The Copilot project of GitHub and OpenAI was launched in 2022 and since then millions of developers have relied on it for smarter autocomplete suggestions. General-purpose chatbots like OpenAI’s ChatGPT and Anthropic’s Claude are simultaneously also being used in simplifying coding tasks. Alphabet CEO Sundar Pichai claims that more than 25% of new code at Google is first generated by AI and thereafter refined by engineers. This means that AI is not just an add-on now, but it is already an important part of the workflow for many.

Startups like Zencoder, Cosine, Tessl and Poolside are also creating tools which are beyond just the basics. These next-gen assistants can prototype, test and debug entire programs. All these let developers to focus more on managing and reviewing code rather than creating it from scratch.

Poolside is a good example and it has already reached a $3 billion valuation without launching a product. Founder Eiso Kant believes that AI coding tools could be a major step toward AGI.
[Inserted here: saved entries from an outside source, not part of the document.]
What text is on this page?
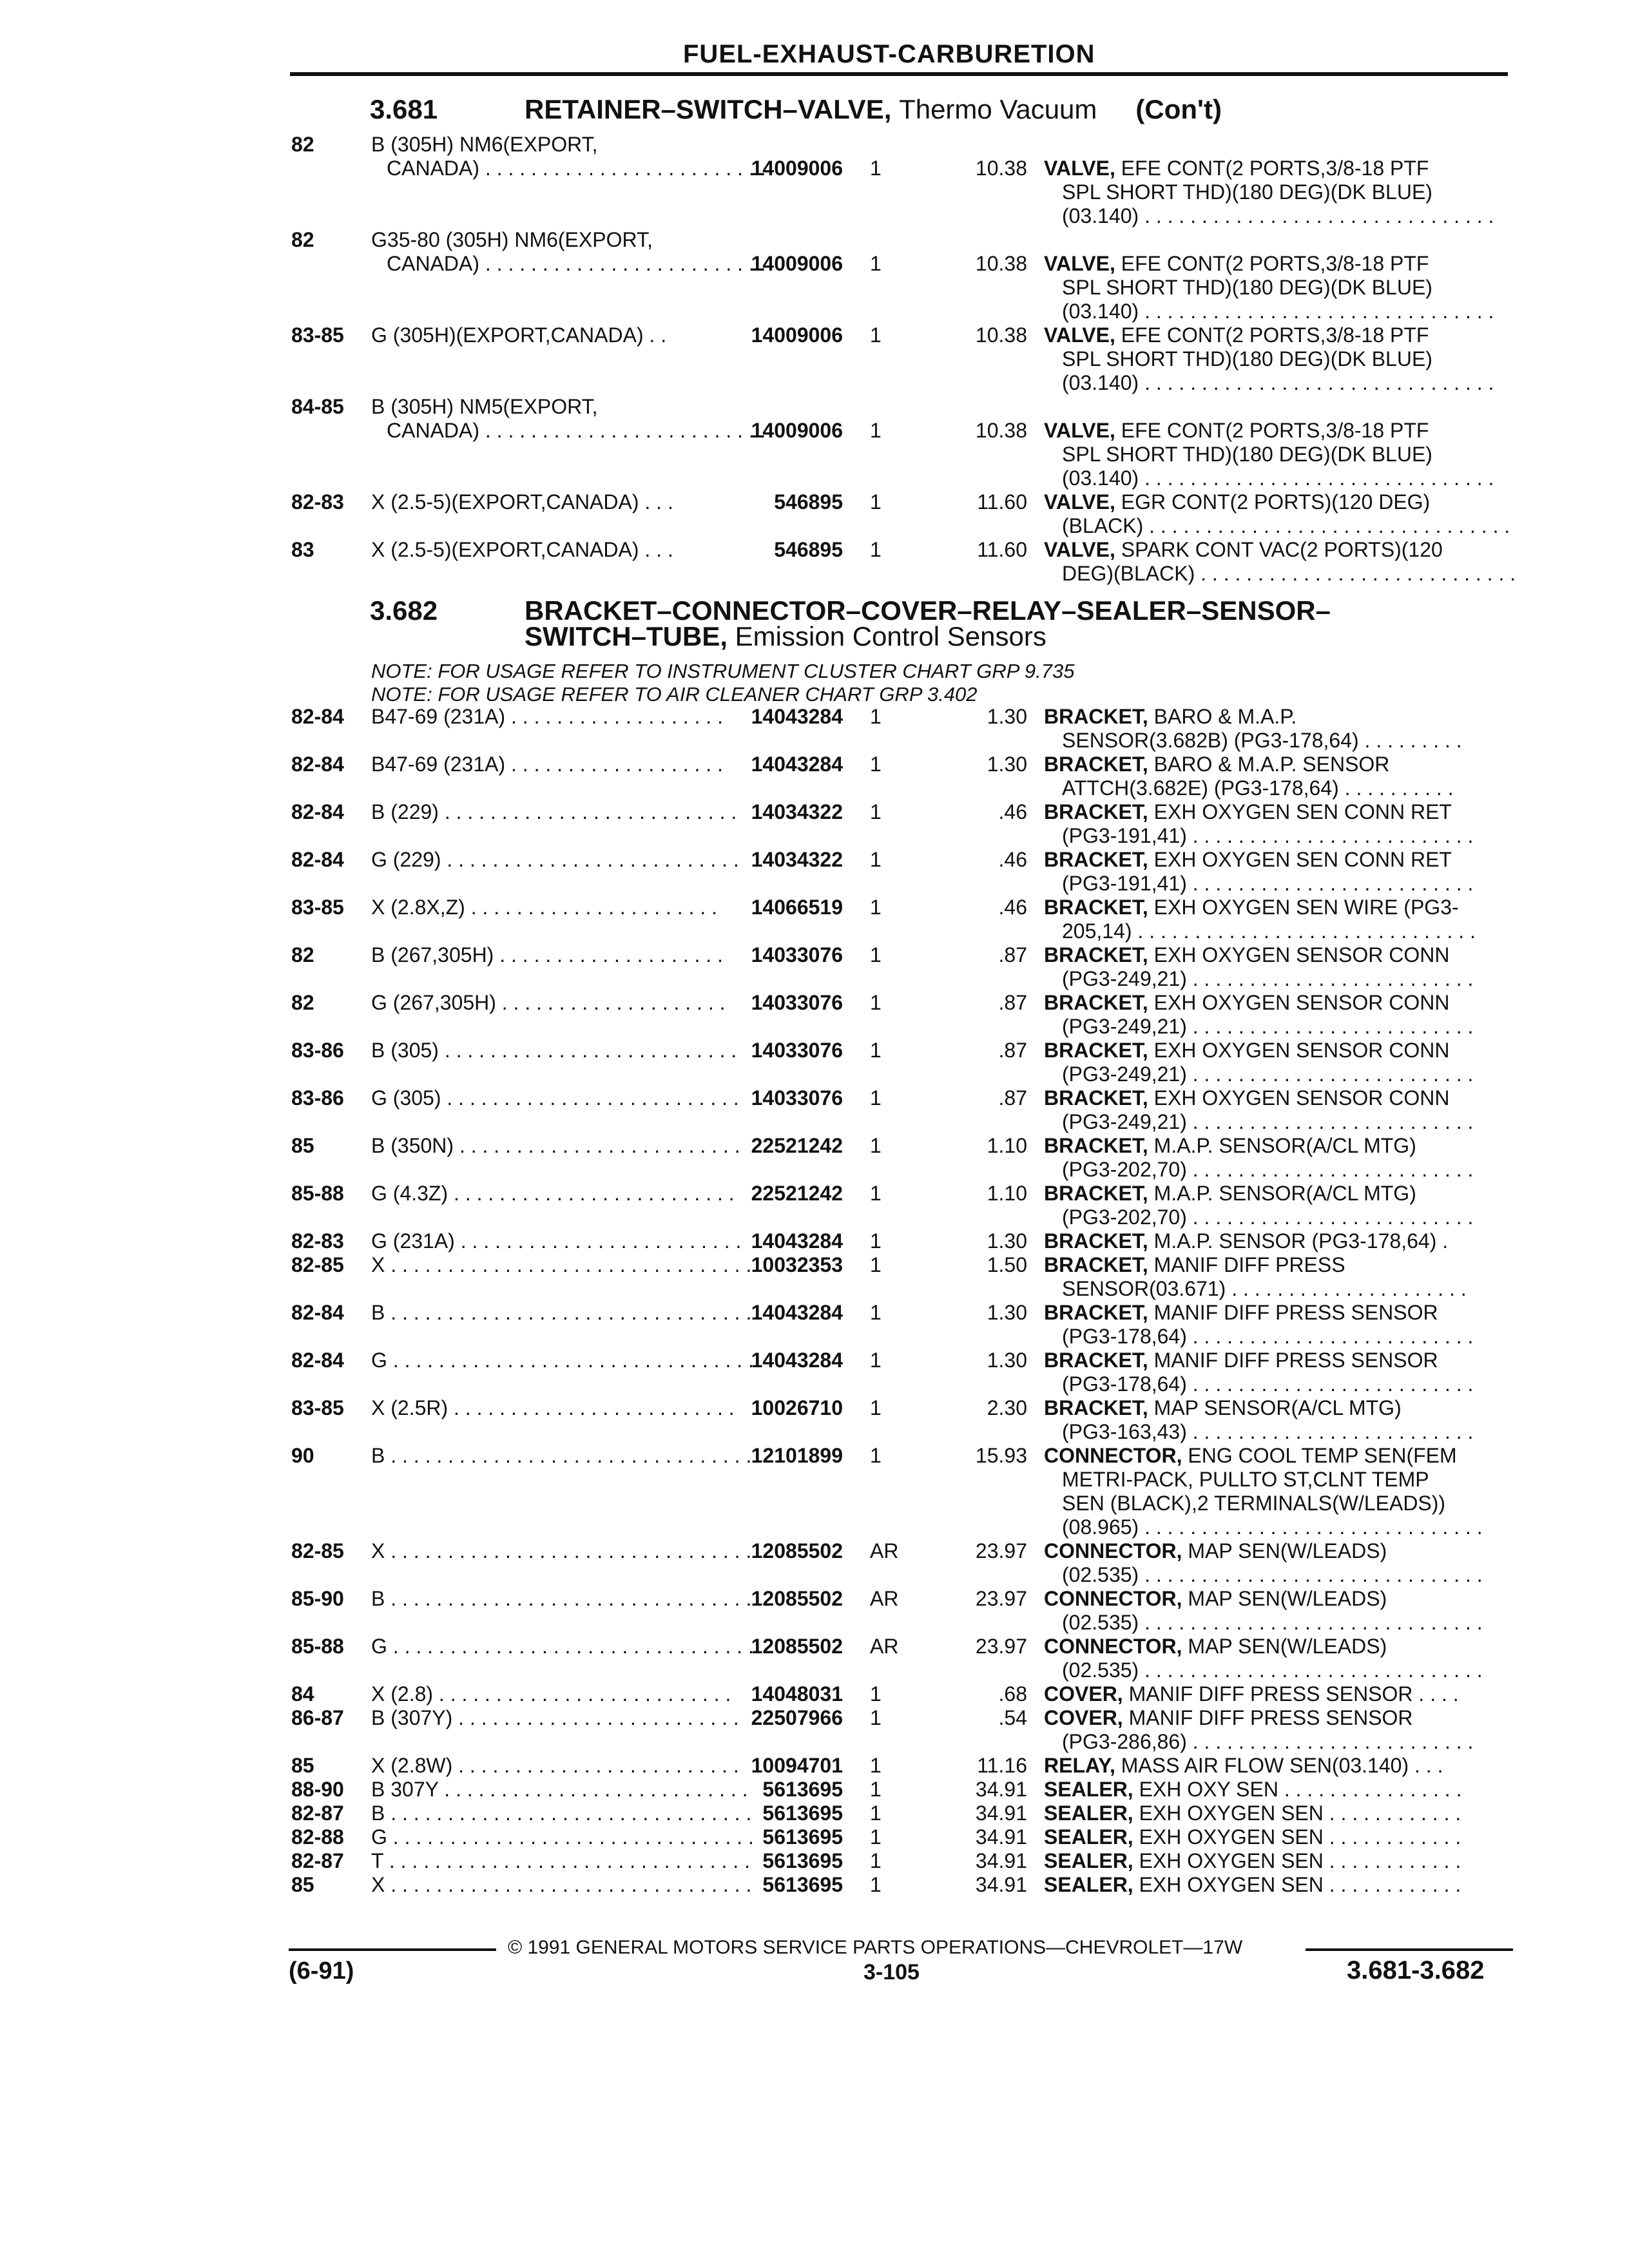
FUEL-EXHAUST-CARBURETION
3.681	RETAINER–SWITCH–VALVE, Thermo Vacuum (Con't)
3.682	BRACKET–CONNECTOR–COVER–RELAY–SEALER–SENSOR–
SWITCH–TUBE, Emission Control Sensors
NOTE: FOR USAGE REFER TO INSTRUMENT CLUSTER CHART GRP 9.735
NOTE: FOR USAGE REFER TO AIR CLEANER CHART GRP 3.402
82	B (305H) NM6(EXPORT,
CANADA) . . . . . . . . . . . . . . . . . . . . . . . . .
14009006 1	10.38 VALVE, EFE CONT(2 PORTS,3/8-18 PTF
SPL SHORT THD)(180 DEG)(DK BLUE)
(03.140) . . . . . . . . . . . . . . . . . . . . . . . . . . . . . . .
82	G35-80 (305H) NM6(EXPORT,
CANADA) . . . . . . . . . . . . . . . . . . . . . . . . .
14009006 1	10.38 VALVE, EFE CONT(2 PORTS,3/8-18 PTF
SPL SHORT THD)(180 DEG)(DK BLUE)
(03.140) . . . . . . . . . . . . . . . . . . . . . . . . . . . . . . .
83-85 G (305H)(EXPORT,CANADA) . .	14009006 1	10.38 VALVE, EFE CONT(2 PORTS,3/8-18 PTF
SPL SHORT THD)(180 DEG)(DK BLUE)
(03.140) . . . . . . . . . . . . . . . . . . . . . . . . . . . . . . .
84-85 B (305H) NM5(EXPORT,
CANADA) . . . . . . . . . . . . . . . . . . . . . . . . .
14009006 1	10.38 VALVE, EFE CONT(2 PORTS,3/8-18 PTF
SPL SHORT THD)(180 DEG)(DK BLUE)
(03.140) . . . . . . . . . . . . . . . . . . . . . . . . . . . . . . .
82-83 X (2.5-5)(EXPORT,CANADA) . . .	546895 1	11.60 VALVE, EGR CONT(2 PORTS)(120 DEG)
(BLACK) . . . . . . . . . . . . . . . . . . . . . . . . . . . . . . . .
83	X (2.5-5)(EXPORT,CANADA) . . .	546895 1	11.60 VALVE, SPARK CONT VAC(2 PORTS)(120
DEG)(BLACK) . . . . . . . . . . . . . . . . . . . . . . . . . . . .
82-84 B47-69 (231A) . . . . . . . . . . . . . . . . . . .	14043284 1	1.30 BRACKET, BARO & M.A.P.
SENSOR(3.682B) (PG3-178,64) . . . . . . . . .
82-84 B47-69 (231A) . . . . . . . . . . . . . . . . . . .	14043284 1	1.30 BRACKET, BARO & M.A.P. SENSOR
ATTCH(3.682E) (PG3-178,64) . . . . . . . . . .
82-84 B (229) . . . . . . . . . . . . . . . . . . . . . . . . . . 14034322 1	.46 BRACKET, EXH OXYGEN SEN CONN RET
(PG3-191,41) . . . . . . . . . . . . . . . . . . . . . . . . .
82-84 G (229) . . . . . . . . . . . . . . . . . . . . . . . . . . 14034322 1	.46 BRACKET, EXH OXYGEN SEN CONN RET
(PG3-191,41) . . . . . . . . . . . . . . . . . . . . . . . . .
83-85 X (2.8X,Z) . . . . . . . . . . . . . . . . . . . . . .	14066519 1	.46 BRACKET, EXH OXYGEN SEN WIRE (PG3-
205,14) . . . . . . . . . . . . . . . . . . . . . . . . . . . . . .
82	B (267,305H) . . . . . . . . . . . . . . . . . . . .	14033076 1	.87 BRACKET, EXH OXYGEN SENSOR CONN
(PG3-249,21) . . . . . . . . . . . . . . . . . . . . . . . . .
82	G (267,305H) . . . . . . . . . . . . . . . . . . . .	14033076 1	.87 BRACKET, EXH OXYGEN SENSOR CONN
(PG3-249,21) . . . . . . . . . . . . . . . . . . . . . . . . .
83-86 B (305) . . . . . . . . . . . . . . . . . . . . . . . . . . 14033076 1	.87 BRACKET, EXH OXYGEN SENSOR CONN
(PG3-249,21) . . . . . . . . . . . . . . . . . . . . . . . . .
83-86 G (305) . . . . . . . . . . . . . . . . . . . . . . . . . . 14033076 1	.87 BRACKET, EXH OXYGEN SENSOR CONN
(PG3-249,21) . . . . . . . . . . . . . . . . . . . . . . . . .
85	B (350N) . . . . . . . . . . . . . . . . . . . . . . . . . 22521242 1	1.10 BRACKET, M.A.P. SENSOR(A/CL MTG)
(PG3-202,70) . . . . . . . . . . . . . . . . . . . . . . . . .
85-88 G (4.3Z) . . . . . . . . . . . . . . . . . . . . . . . . . 22521242 1	1.10 BRACKET, M.A.P. SENSOR(A/CL MTG)
(PG3-202,70) . . . . . . . . . . . . . . . . . . . . . . . . .
82-83 G (231A) . . . . . . . . . . . . . . . . . . . . . . . . . 14043284 1	1.30 BRACKET, M.A.P. SENSOR (PG3-178,64) .
82-85 X . . . . . . . . . . . . . . . . . . . . . . . . . . . . . . . . 10032353 1	1.50 BRACKET, MANIF DIFF PRESS
SENSOR(03.671) . . . . . . . . . . . . . . . . . . . . .
82-84 B . . . . . . . . . . . . . . . . . . . . . . . . . . . . . . . . 14043284 1	1.30 BRACKET, MANIF DIFF PRESS SENSOR
(PG3-178,64) . . . . . . . . . . . . . . . . . . . . . . . . .
82-84 G . . . . . . . . . . . . . . . . . . . . . . . . . . . . . . . .
14043284 1	1.30 BRACKET, MANIF DIFF PRESS SENSOR
(PG3-178,64) . . . . . . . . . . . . . . . . . . . . . . . . .
83-85 X (2.5R) . . . . . . . . . . . . . . . . . . . . . . . . . 10026710 1	2.30 BRACKET, MAP SENSOR(A/CL MTG)
(PG3-163,43) . . . . . . . . . . . . . . . . . . . . . . . . .
90	B . . . . . . . . . . . . . . . . . . . . . . . . . . . . . . . . 12101899 1	15.93 CONNECTOR, ENG COOL TEMP SEN(FEM
METRI-PACK, PULLTO ST,CLNT TEMP
SEN (BLACK),2 TERMINALS(W/LEADS))
(08.965) . . . . . . . . . . . . . . . . . . . . . . . . . . . . . .
82-85 X . . . . . . . . . . . . . . . . . . . . . . . . . . . . . . . . 12085502 AR	23.97 CONNECTOR, MAP SEN(W/LEADS)
(02.535) . . . . . . . . . . . . . . . . . . . . . . . . . . . . . .
85-90 B . . . . . . . . . . . . . . . . . . . . . . . . . . . . . . . . 12085502 AR	23.97 CONNECTOR, MAP SEN(W/LEADS)
(02.535) . . . . . . . . . . . . . . . . . . . . . . . . . . . . . .
85-88 G . . . . . . . . . . . . . . . . . . . . . . . . . . . . . . . .
12085502 AR	23.97 CONNECTOR, MAP SEN(W/LEADS)
(02.535) . . . . . . . . . . . . . . . . . . . . . . . . . . . . . .
84	X (2.8) . . . . . . . . . . . . . . . . . . . . . . . . . . 14048031 1	.68 COVER, MANIF DIFF PRESS SENSOR . . . .
86-87 B (307Y) . . . . . . . . . . . . . . . . . . . . . . . . . 22507966 1	.54 COVER, MANIF DIFF PRESS SENSOR
(PG3-286,86) . . . . . . . . . . . . . . . . . . . . . . . . .
85	X (2.8W) . . . . . . . . . . . . . . . . . . . . . . . . . 10094701 1	11.16 RELAY, MASS AIR FLOW SEN(03.140) . . .
88-90 B 307Y . . . . . . . . . . . . . . . . . . . . . . . . . . . 5613695 1	34.91 SEALER, EXH OXY SEN . . . . . . . . . . . . . . . .
82-87 B . . . . . . . . . . . . . . . . . . . . . . . . . . . . . . . . 5613695 1	34.91 SEALER, EXH OXYGEN SEN . . . . . . . . . . . .
82-88 G . . . . . . . . . . . . . . . . . . . . . . . . . . . . . . . . 5613695 1	34.91 SEALER, EXH OXYGEN SEN . . . . . . . . . . . .
82-87 T . . . . . . . . . . . . . . . . . . . . . . . . . . . . . . . . 5613695 1	34.91 SEALER, EXH OXYGEN SEN . . . . . . . . . . . .
85	X . . . . . . . . . . . . . . . . . . . . . . . . . . . . . . . . 5613695 1	34.91 SEALER, EXH OXYGEN SEN . . . . . . . . . . . .
© 1991 GENERAL MOTORS SERVICE PARTS OPERATIONS—CHEVROLET—17W
(6-91)	3-105	3.681-3.682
However, building the tools is not just about training on massive datasets of existing code, but companies like Cosine and Poolside argue that understanding the way code is written is as important as the final product. Developers don’t just type lines of code, but they think through problems, reference documentation and debug. Capturing the process is what makes the tools more than glorified autocompletes.

Startups are employing unique methods as Zencoder has hired search engine experts to improve the context that their tools can analyze. Similarly, Cosine has been asking developers to document their coding process in detail like what files they opened, why they scrolled to certain sections and so on. The tools aim to replicate a logical journey of developers and not just the end result by mapping the steps.

Everyone is not convinced yet and critics like Merly CEO Justin Gottschlich argue that large language models (LLMs) are not suited for the logical precision coding demands. Merly trains its system on the underlying logic of programming and not with raw code.